The loans were the result of the Coronavirus Aid, Relief, and Economic Security (CARES) Act, which was passed by Congress to, among other things, aid small businesses and organizations in withstanding the economic damage of coronavirus crisis. The loans were issued to cover payroll, utility payments and rent. According to the committee, the Small Business Administration (SBA) permitted both non-bank and “non-insured depository institution lenders, including fintechs” to begin providing some of the eligible loans as applications mounted.
“I am deeply troubled by recent reports alleging that financial technology (FinTech) lenders and their bank partners failed to adequately screen PPP loan applications for fraud,” Clyburn wrote in a statement. “This failure may have led to millions of dollars in FinTech-facilitated PPP loans being made to fraudulent, non-existent, or otherwise ineligible businesses.”
According to the committee, Kabbage processed more than $7 billion worth of PPE loans flowing to approximately 300,000 businesses; they allegedly accounted for 20% of the total of suspicious loans identified in one study. Additionally, they were identified as having sent close to $7 million in loans to farms that do not actually exist.
"The House’s @COVIDOversight committee opens a probe into the role of fintech companies in facilitating PPP fraud, following reports by @MichelleF_Davis @benbwieder @MeghanBobrowsky @schwellenbach @ryantsummers and me and @derekwillis https://t.co/VXrjEcTSkO?amp=1"
Additionally, BlueVine was said to have provided more than $4.5 billion in loans to some 155,000 businesses.
They are “among a group of FinTechs assessed to have facilitated 75[%] of the approved PPP loans implicated in Department of Justice (DOJ) fraud prosecutions, according to one analysis,” according to the announcement.
Cross River Bank and Celtic Bank were also sent letters after being identified as backing hundreds of thousands of fraudulent loans, it continues.
ProPublica, which began investigating some of these claims itself, said Kabbage was unable to explain the non-profit’s findings, but said it followed fraud prevention protocols and reported any suspicious activities to the SBA Office of the Inspector General, FinCEN and other federal agencies. A representative from the company said Kabbage is cooperating with investigators looking into the fraudulent loans.

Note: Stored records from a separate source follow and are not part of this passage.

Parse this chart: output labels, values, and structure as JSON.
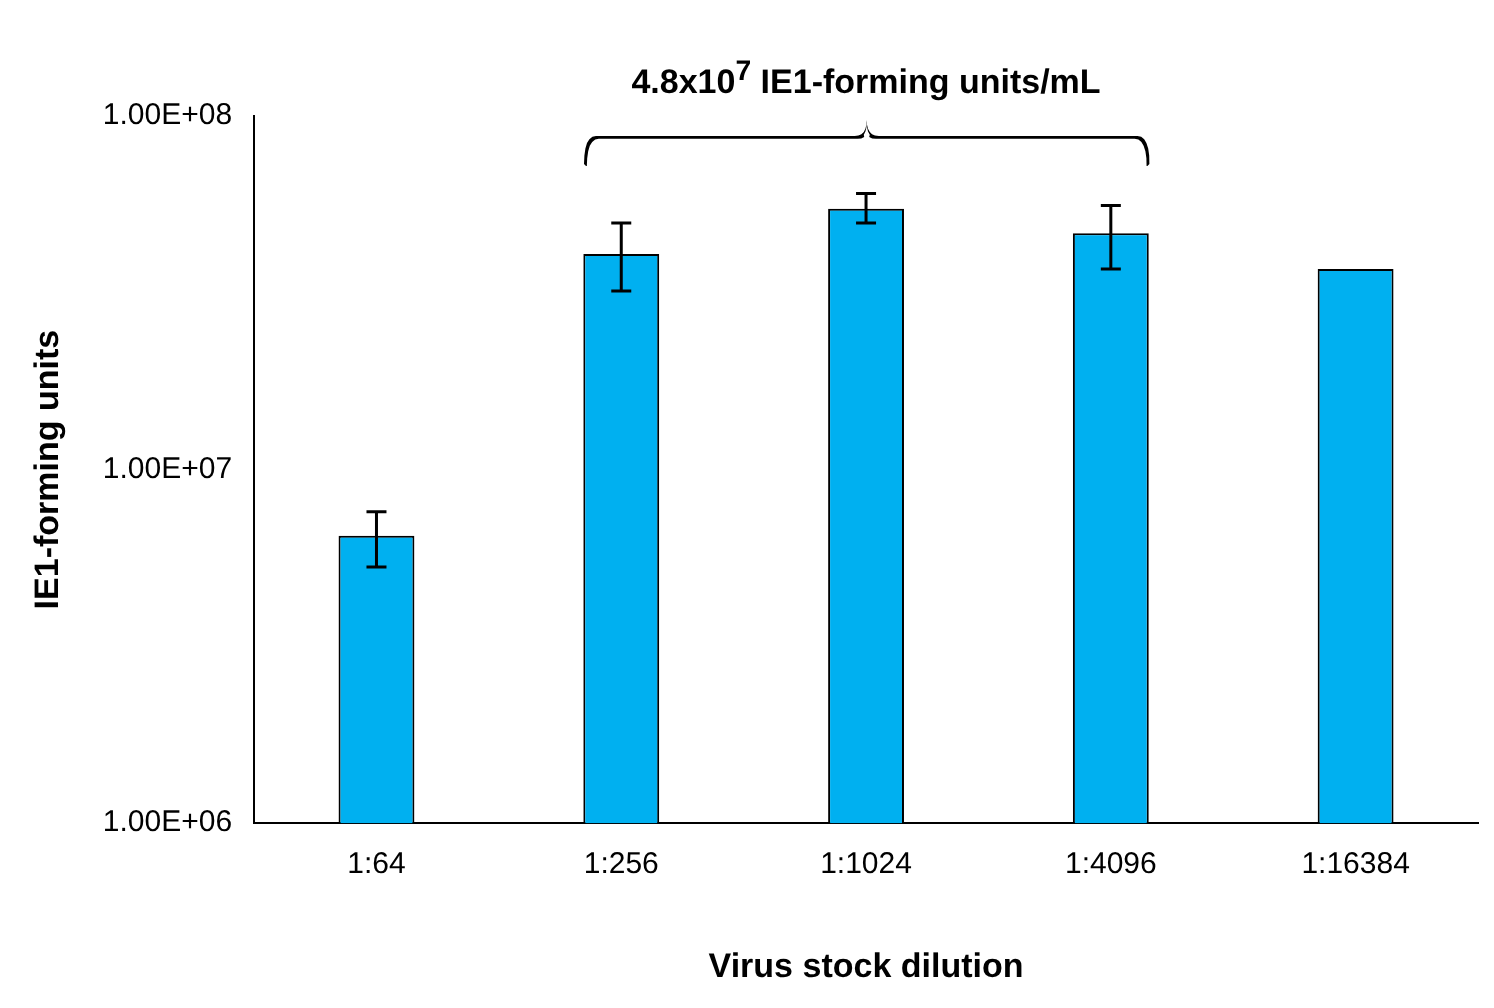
{
  "chart_data": {
    "type": "bar",
    "xlabel": "Virus stock dilution",
    "ylabel": "IE1-forming units",
    "categories": [
      "1:64",
      "1:256",
      "1:1024",
      "1:4096",
      "1:16384"
    ],
    "values": [
      6500000,
      40700000,
      54700000,
      46600000,
      36900000
    ],
    "errors": [
      [
        5300000,
        7600000
      ],
      [
        32000000,
        49800000
      ],
      [
        49800000,
        60400000
      ],
      [
        36900000,
        55800000
      ],
      null
    ],
    "color": "#00b0f0",
    "log": true,
    "ylim": [
      1000000,
      100000000
    ],
    "yticks": [
      {
        "value": 1000000,
        "label": "1.00E+06"
      },
      {
        "value": 10000000,
        "label": "1.00E+07"
      },
      {
        "value": 100000000,
        "label": "1.00E+08"
      }
    ],
    "grid": false,
    "legend": false,
    "annotations": [
      "4.8x10$^{7}$ IE1-forming units/mL"
    ]
  }
}
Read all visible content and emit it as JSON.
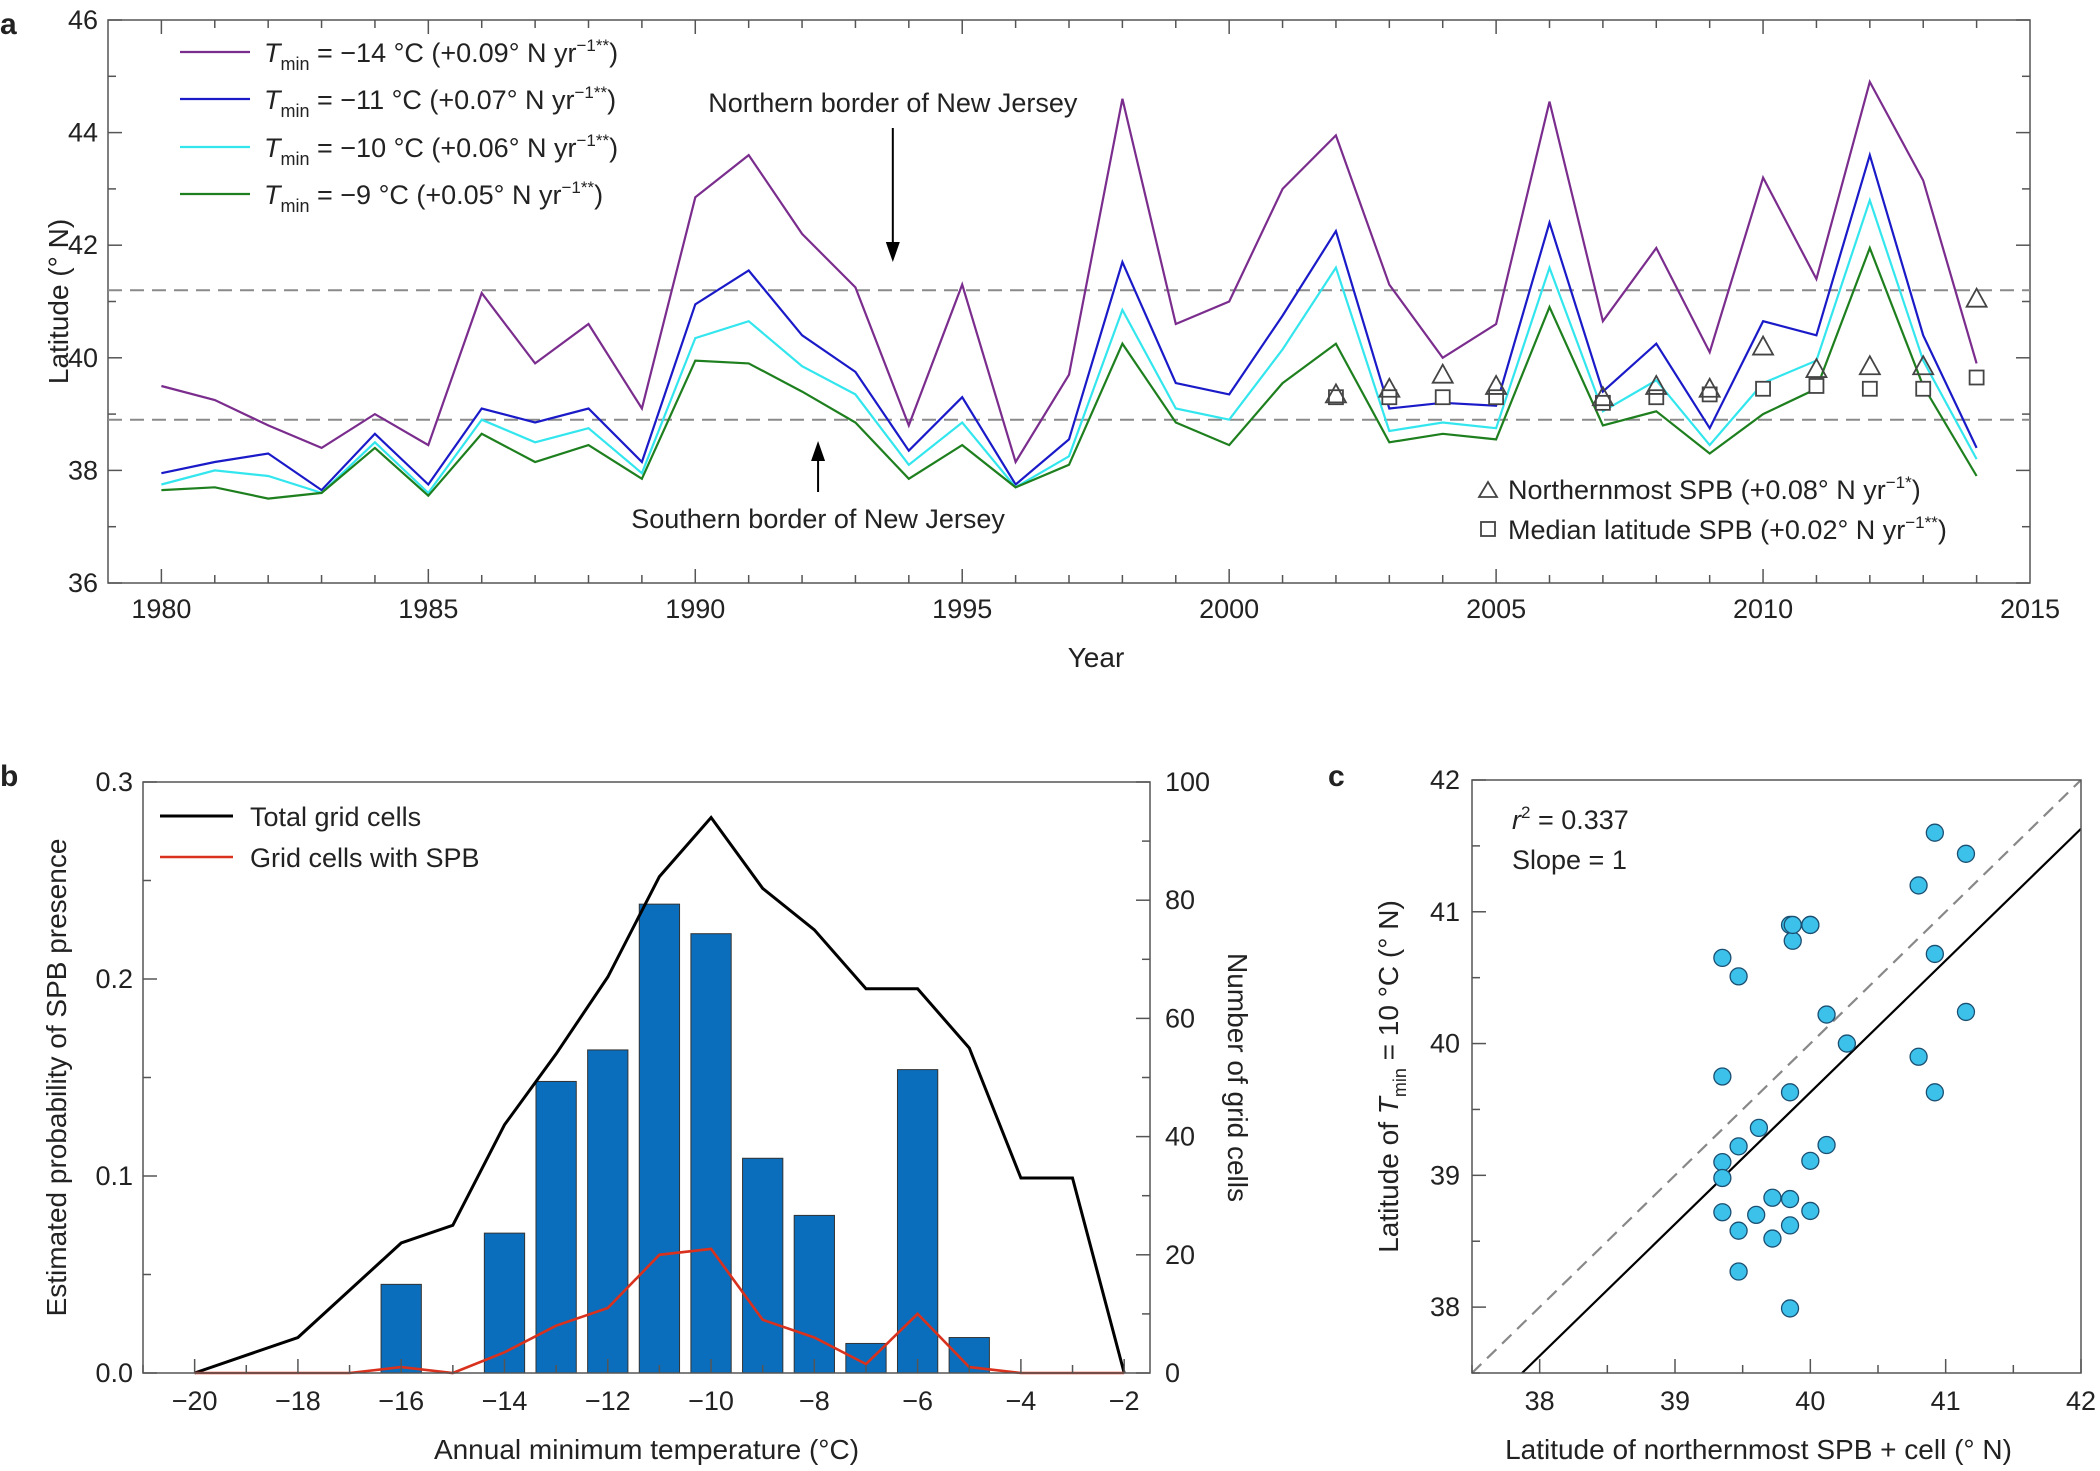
{
  "figure": {
    "panels": [
      {
        "id": "a",
        "letter": "a"
      },
      {
        "id": "b",
        "letter": "b"
      },
      {
        "id": "c",
        "letter": "c"
      }
    ]
  },
  "chart_data": [
    {
      "panel": "a",
      "type": "line",
      "xlabel": "Year",
      "ylabel": "Latitude (° N)",
      "xlim": [
        1979,
        2015
      ],
      "ylim": [
        36,
        46
      ],
      "xticks": [
        1980,
        1985,
        1990,
        1995,
        2000,
        2005,
        2010,
        2015
      ],
      "yticks": [
        36,
        38,
        40,
        42,
        44,
        46
      ],
      "x": [
        1980,
        1981,
        1982,
        1983,
        1984,
        1985,
        1986,
        1987,
        1988,
        1989,
        1990,
        1991,
        1992,
        1993,
        1994,
        1995,
        1996,
        1997,
        1998,
        1999,
        2000,
        2001,
        2002,
        2003,
        2004,
        2005,
        2006,
        2007,
        2008,
        2009,
        2010,
        2011,
        2012,
        2013,
        2014
      ],
      "series": [
        {
          "name": "T_min = −14 °C (+0.09° N yr−1**)",
          "label_var": "T",
          "label_sub": "min",
          "label_main": " = −14 °C (+0.09° N yr",
          "label_sup": "−1**",
          "label_end": ")",
          "color": "#7B2D8E",
          "values": [
            39.5,
            39.25,
            38.8,
            38.4,
            39.0,
            38.45,
            41.15,
            39.9,
            40.6,
            39.1,
            42.85,
            43.6,
            42.2,
            41.25,
            38.8,
            41.3,
            38.15,
            39.7,
            44.6,
            40.6,
            41.0,
            43.0,
            43.95,
            41.3,
            40.0,
            40.6,
            44.55,
            40.65,
            41.95,
            40.1,
            43.2,
            41.4,
            44.9,
            43.15,
            39.9
          ]
        },
        {
          "name": "T_min = −11 °C (+0.07° N yr−1**)",
          "label_var": "T",
          "label_sub": "min",
          "label_main": " = −11 °C (+0.07° N yr",
          "label_sup": "−1**",
          "label_end": ")",
          "color": "#1A1AC8",
          "values": [
            37.95,
            38.15,
            38.3,
            37.65,
            38.65,
            37.75,
            39.1,
            38.85,
            39.1,
            38.15,
            40.95,
            41.55,
            40.4,
            39.75,
            38.35,
            39.3,
            37.75,
            38.55,
            41.7,
            39.55,
            39.35,
            40.75,
            42.25,
            39.1,
            39.2,
            39.15,
            42.4,
            39.4,
            40.25,
            38.75,
            40.65,
            40.4,
            43.6,
            40.4,
            38.4
          ]
        },
        {
          "name": "T_min = −10 °C (+0.06° N yr−1**)",
          "label_var": "T",
          "label_sub": "min",
          "label_main": " = −10 °C (+0.06° N yr",
          "label_sup": "−1**",
          "label_end": ")",
          "color": "#33E6EE",
          "values": [
            37.75,
            38.0,
            37.9,
            37.6,
            38.5,
            37.6,
            38.9,
            38.5,
            38.75,
            37.95,
            40.35,
            40.65,
            39.85,
            39.35,
            38.1,
            38.85,
            37.7,
            38.25,
            40.85,
            39.1,
            38.9,
            40.15,
            41.6,
            38.7,
            38.85,
            38.75,
            41.6,
            39.05,
            39.6,
            38.45,
            39.55,
            39.95,
            42.8,
            39.95,
            38.2
          ]
        },
        {
          "name": "T_min = −9 °C (+0.05° N yr−1**)",
          "label_var": "T",
          "label_sub": "min",
          "label_main": " = −9 °C (+0.05° N yr",
          "label_sup": "−1**",
          "label_end": ")",
          "color": "#1E7F1E",
          "values": [
            37.65,
            37.7,
            37.5,
            37.6,
            38.4,
            37.55,
            38.65,
            38.15,
            38.45,
            37.85,
            39.95,
            39.9,
            39.4,
            38.85,
            37.85,
            38.45,
            37.7,
            38.1,
            40.25,
            38.85,
            38.45,
            39.55,
            40.25,
            38.5,
            38.65,
            38.55,
            40.9,
            38.8,
            39.05,
            38.3,
            39.0,
            39.45,
            41.95,
            39.5,
            37.9
          ]
        }
      ],
      "markers": [
        {
          "name": "Northernmost SPB (+0.08° N yr−1*)",
          "label_main": "Northernmost SPB (+0.08° N yr",
          "label_sup": "−1*",
          "label_end": ")",
          "shape": "triangle",
          "x": [
            2002,
            2003,
            2004,
            2005,
            2007,
            2008,
            2009,
            2010,
            2011,
            2012,
            2013,
            2014
          ],
          "values": [
            39.35,
            39.45,
            39.7,
            39.5,
            39.3,
            39.5,
            39.45,
            40.2,
            39.8,
            39.85,
            39.85,
            41.05
          ]
        },
        {
          "name": "Median latitude SPB (+0.02° N yr−1**)",
          "label_main": "Median latitude SPB (+0.02° N yr",
          "label_sup": "−1**",
          "label_end": ")",
          "shape": "square",
          "x": [
            2002,
            2003,
            2004,
            2005,
            2007,
            2008,
            2009,
            2010,
            2011,
            2012,
            2013,
            2014
          ],
          "values": [
            39.3,
            39.3,
            39.3,
            39.3,
            39.2,
            39.3,
            39.35,
            39.45,
            39.5,
            39.45,
            39.45,
            39.65
          ]
        }
      ],
      "reference_lines": [
        {
          "value": 41.2,
          "label": "Northern border of New Jersey",
          "arrow": "down",
          "arrow_x": 1993.7
        },
        {
          "value": 38.9,
          "label": "Southern border of New Jersey",
          "arrow": "up",
          "arrow_x": 1992.3
        }
      ],
      "grid": false,
      "legend_position": "top-left"
    },
    {
      "panel": "b",
      "type": "bar",
      "xlabel": "Annual minimum temperature (°C)",
      "ylabel": "Estimated probability of SPB presence",
      "y2label": "Number of grid cells",
      "xlim": [
        -21,
        -1.5
      ],
      "ylim": [
        0,
        0.3
      ],
      "y2lim": [
        0,
        100
      ],
      "xticks": [
        -20,
        -18,
        -16,
        -14,
        -12,
        -10,
        -8,
        -6,
        -4,
        -2
      ],
      "xtick_labels": [
        "−20",
        "−18",
        "−16",
        "−14",
        "−12",
        "−10",
        "−8",
        "−6",
        "−4",
        "−2"
      ],
      "yticks": [
        0.0,
        0.1,
        0.2,
        0.3
      ],
      "ytick_labels": [
        "0.0",
        "0.1",
        "0.2",
        "0.3"
      ],
      "y2ticks": [
        0,
        20,
        40,
        60,
        80,
        100
      ],
      "bars": {
        "color": "#0A6EBD",
        "x": [
          -16,
          -14,
          -13,
          -12,
          -11,
          -10,
          -9,
          -8,
          -7,
          -6,
          -5
        ],
        "values": [
          0.045,
          0.071,
          0.148,
          0.164,
          0.238,
          0.223,
          0.109,
          0.08,
          0.015,
          0.154,
          0.018
        ]
      },
      "series": [
        {
          "name": "Total grid cells",
          "color": "#000000",
          "axis": "right",
          "x": [
            -20,
            -18,
            -16,
            -15,
            -14,
            -13,
            -12,
            -11,
            -10,
            -9,
            -8,
            -7,
            -6,
            -5,
            -4,
            -3,
            -2
          ],
          "values": [
            0,
            6,
            22,
            25,
            42,
            54,
            67,
            84,
            94,
            82,
            75,
            65,
            65,
            55,
            33,
            33,
            0
          ]
        },
        {
          "name": "Grid cells with SPB",
          "color": "#D8321E",
          "axis": "right",
          "x": [
            -20,
            -17,
            -16,
            -15,
            -14,
            -13,
            -12,
            -11,
            -10,
            -9,
            -8,
            -7,
            -6,
            -5,
            -4,
            -2
          ],
          "values": [
            0,
            0,
            1,
            0,
            3.5,
            8,
            11,
            20,
            21,
            9,
            6,
            1.5,
            10,
            1,
            0,
            0
          ]
        }
      ],
      "grid": false,
      "legend_position": "top-left"
    },
    {
      "panel": "c",
      "type": "scatter",
      "xlabel": "Latitude of northernmost SPB + cell (° N)",
      "ylabel_pre": "Latitude of ",
      "ylabel_var": "T",
      "ylabel_sub": "min",
      "ylabel_post": " = 10 °C (° N)",
      "xlim": [
        37.5,
        42
      ],
      "ylim": [
        37.5,
        42
      ],
      "xticks": [
        38,
        39,
        40,
        41,
        42
      ],
      "yticks": [
        38,
        39,
        40,
        41,
        42
      ],
      "points": {
        "color": "#3BC1EA",
        "x": [
          39.35,
          39.35,
          39.35,
          39.35,
          39.35,
          39.47,
          39.47,
          39.47,
          39.47,
          39.6,
          39.62,
          39.72,
          39.72,
          39.85,
          39.85,
          39.85,
          39.85,
          39.85,
          39.87,
          39.87,
          40.0,
          40.0,
          40.0,
          40.0,
          40.12,
          40.12,
          40.27,
          40.8,
          40.8,
          40.92,
          40.92,
          40.92,
          41.15,
          41.15
        ],
        "y": [
          40.65,
          39.75,
          39.1,
          38.98,
          38.72,
          40.51,
          39.22,
          38.58,
          38.27,
          38.7,
          39.36,
          38.83,
          38.52,
          39.63,
          38.82,
          38.62,
          37.99,
          40.9,
          40.78,
          40.9,
          39.11,
          38.73,
          40.9,
          40.9,
          40.22,
          39.23,
          40.0,
          41.2,
          39.9,
          41.6,
          40.68,
          39.63,
          41.44,
          40.24
        ]
      },
      "lines": [
        {
          "name": "one-to-one",
          "style": "dashed",
          "color": "#888888",
          "x": [
            37.5,
            42
          ],
          "y": [
            37.5,
            42
          ]
        },
        {
          "name": "fit",
          "style": "solid",
          "color": "#000000",
          "x": [
            37.87,
            42
          ],
          "y": [
            37.5,
            41.63
          ]
        }
      ],
      "annotations": {
        "r2_label": "r",
        "r2_sup": "2",
        "r2_value": " = 0.337",
        "slope": "Slope = 1"
      },
      "grid": false
    }
  ]
}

Additionally, BlueVine said it also conducted fraud-prevention activities and worked toward supporting business owners safely, notes a report in Yahoo! News.
“The Select Subcommittee has consistently advocated for increasing access to loans and capital to those in underserved markets, including businesses owned by veterans, members of the military, socially and economically disadvantaged individuals, and women,” said Clyburn. “In achieving this goal, both now and in the future, FinTechs and their bank partners may have an important role to play through participation in small business loan programs. However, future partnerships must be contingent on FinTechs and their bank partners’ demonstrated ability to properly administer taxpayer funds and not jeopardize the integrity of the programs in which they participate.”